Pseudo Algebraically Closed Extensions

TL;DR

This PhD explores pseudo algebraically closed (PAC) extensions of fields, introducing a group-theoretic framework and revealing that the Galois closure of a proper PAC extension is separably closed, with applications to number theory.

Contribution

It develops a new group-theoretic approach to study PAC extensions and establishes key properties of their Galois closures, expanding understanding of their structure.

Findings

Galois closure of a proper PAC extension is separably closed

Introduces the concept of projective pairs as a group-theoretic counterpart

Provides an analog of Dirichlet's theorem for polynomial rings over infinite fields

Abstract

This PhD deals with the notion of pseudo algebraically closed (PAC) extensions of fields.
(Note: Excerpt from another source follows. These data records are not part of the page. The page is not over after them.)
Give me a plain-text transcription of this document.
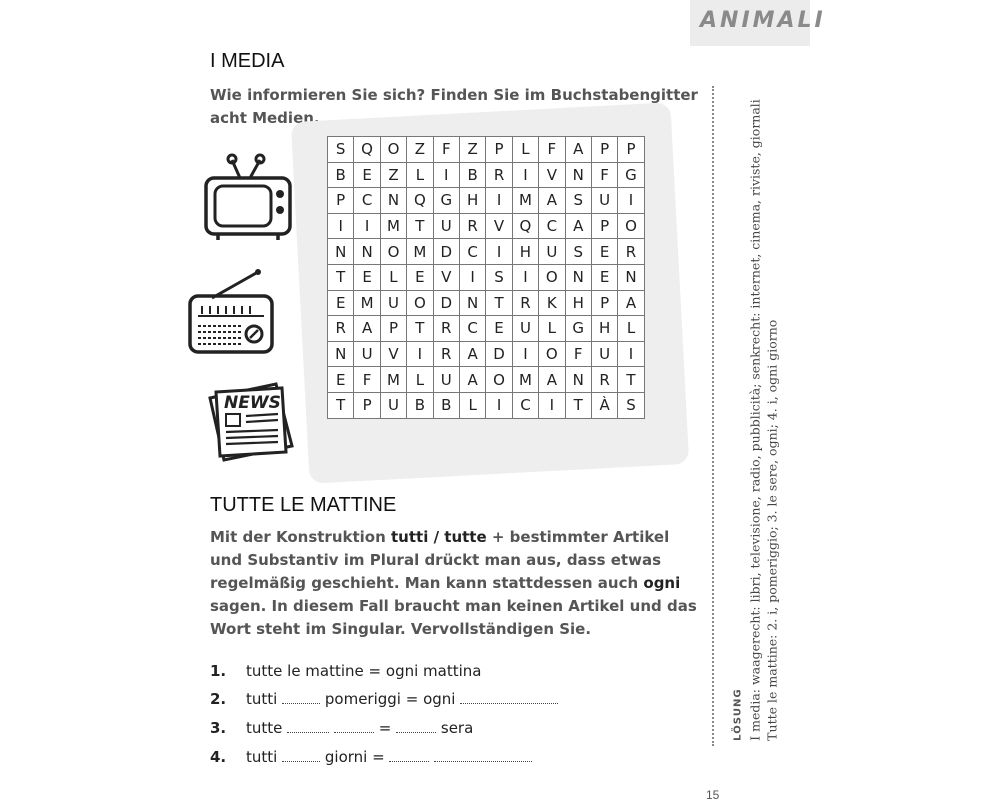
ANIMALI
I MEDIA

Wie informieren Sie sich? Finden Sie im Buchstabengitter acht Medien.

NEWS
S	Q	O	Z	F	Z	P	L	F	A	P	P
B	E	Z	L	I	B	R	I	V	N	F	G
P	C	N	Q	G	H	I	M	A	S	U	I
I	I	M	T	U	R	V	Q	C	A	P	O
N	N	O	M	D	C	I	H	U	S	E	R
T	E	L	E	V	I	S	I	O	N	E	N
E	M	U	O	D	N	T	R	K	H	P	A
R	A	P	T	R	C	E	U	L	G	H	L
N	U	V	I	R	A	D	I	O	F	U	I
E	F	M	L	U	A	O	M	A	N	R	T
T	P	U	B	B	L	I	C	I	T	À	S
TUTTE LE MATTINE

Mit der Konstruktion tutti / tutte + bestimmter Artikel und Substantiv im Plural drückt man aus, dass etwas regelmäßig geschieht. Man kann stattdessen auch ogni sagen. In diesem Fall braucht man keinen Artikel und das Wort steht im Singular. Vervollständigen Sie.

1. tutte le mattine = ogni mattina
2. tutti	pomeriggi = ogni
3. tutte	=	sera
4. tutti	giorni =
LÖSUNG I media: waagerecht: libri, televisione, radio, pubblicità; senkrecht: internet, cinema, riviste, giornali Tutte le mattine: 2. i, pomeriggio; 3. le sere, ogni; 4. i, ogni giorno
15
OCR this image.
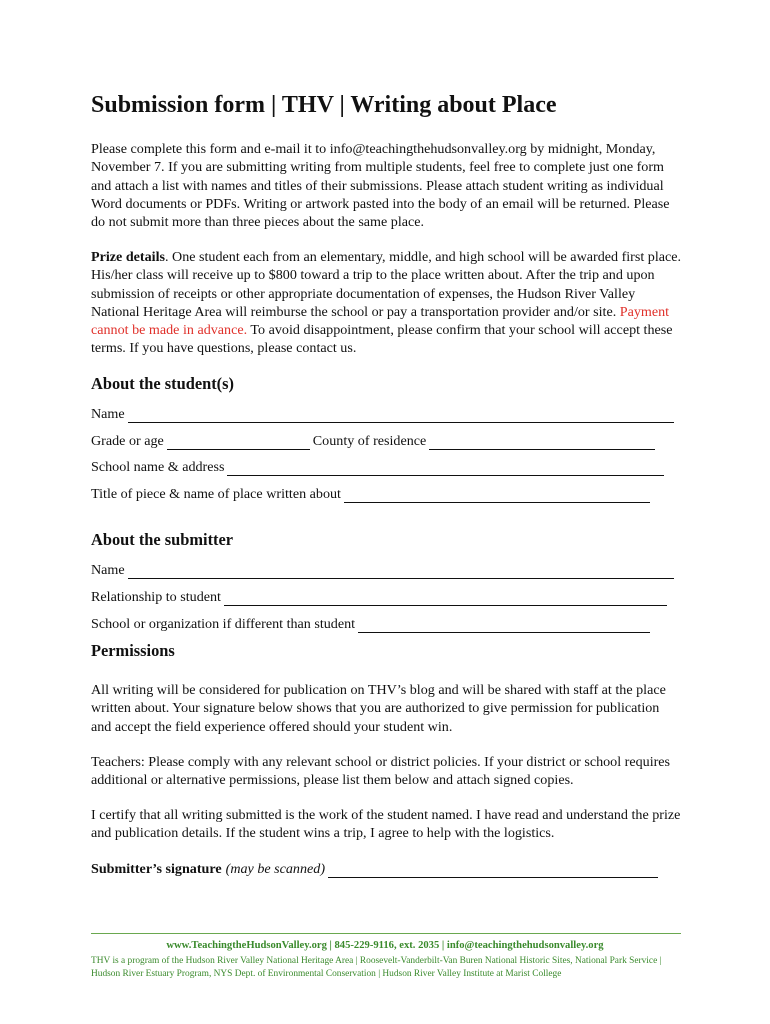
Submission form | THV | Writing about Place

Please complete this form and e-mail it to info@teachingthehudsonvalley.org by midnight, Monday, November 7. If you are submitting writing from multiple students, feel free to complete just one form and attach a list with names and titles of their submissions. Please attach student writing as individual Word documents or PDFs. Writing or artwork pasted into the body of an email will be returned. Please do not submit more than three pieces about the same place.

Prize details. One student each from an elementary, middle, and high school will be awarded first place. His/her class will receive up to $800 toward a trip to the place written about. After the trip and upon submission of receipts or other appropriate documentation of expenses, the Hudson River Valley National Heritage Area will reimburse the school or pay a transportation provider and/or site. Payment cannot be made in advance. To avoid disappointment, please confirm that your school will accept these terms. If you have questions, please contact us.

About the student(s)
Name
Grade or age	County of residence
School name & address
Title of piece & name of place written about
About the submitter
Name
Relationship to student
School or organization if different than student
Permissions

All writing will be considered for publication on THV’s blog and will be shared with staff at the place written about. Your signature below shows that you are authorized to give permission for publication and accept the field experience offered should your student win.

Teachers: Please comply with any relevant school or district policies. If your district or school requires additional or alternative permissions, please list them below and attach signed copies.

I certify that all writing submitted is the work of the student named. I have read and understand the prize and publication details. If the student wins a trip, I agree to help with the logistics.

Submitter’s signature (may be scanned)
www.TeachingtheHudsonValley.org | 845-229-9116, ext. 2035 | info@teachingthehudsonvalley.org
THV is a program of the Hudson River Valley National Heritage Area | Roosevelt-Vanderbilt-Van Buren National Historic Sites, National Park Service | Hudson River Estuary Program, NYS Dept. of Environmental Conservation | Hudson River Valley Institute at Marist College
It develops a group-theoretic machinery, based on a generalization of embedding problems, to study these extensions. Perhaps the main result is that although there are many PAC extensions, the Galois closure of a proper PAC extension is separably closed. The dissertation also contains the following subjects. The group theoretical counterpart of pseudo algebraically closed extensions, the so-called projective pairs. Applications to seemingly unrelated subjects, e.g., an analog of Dirichlet's theorem about primes in arithmetic progression for polynomial rings in one variable over infinite fields.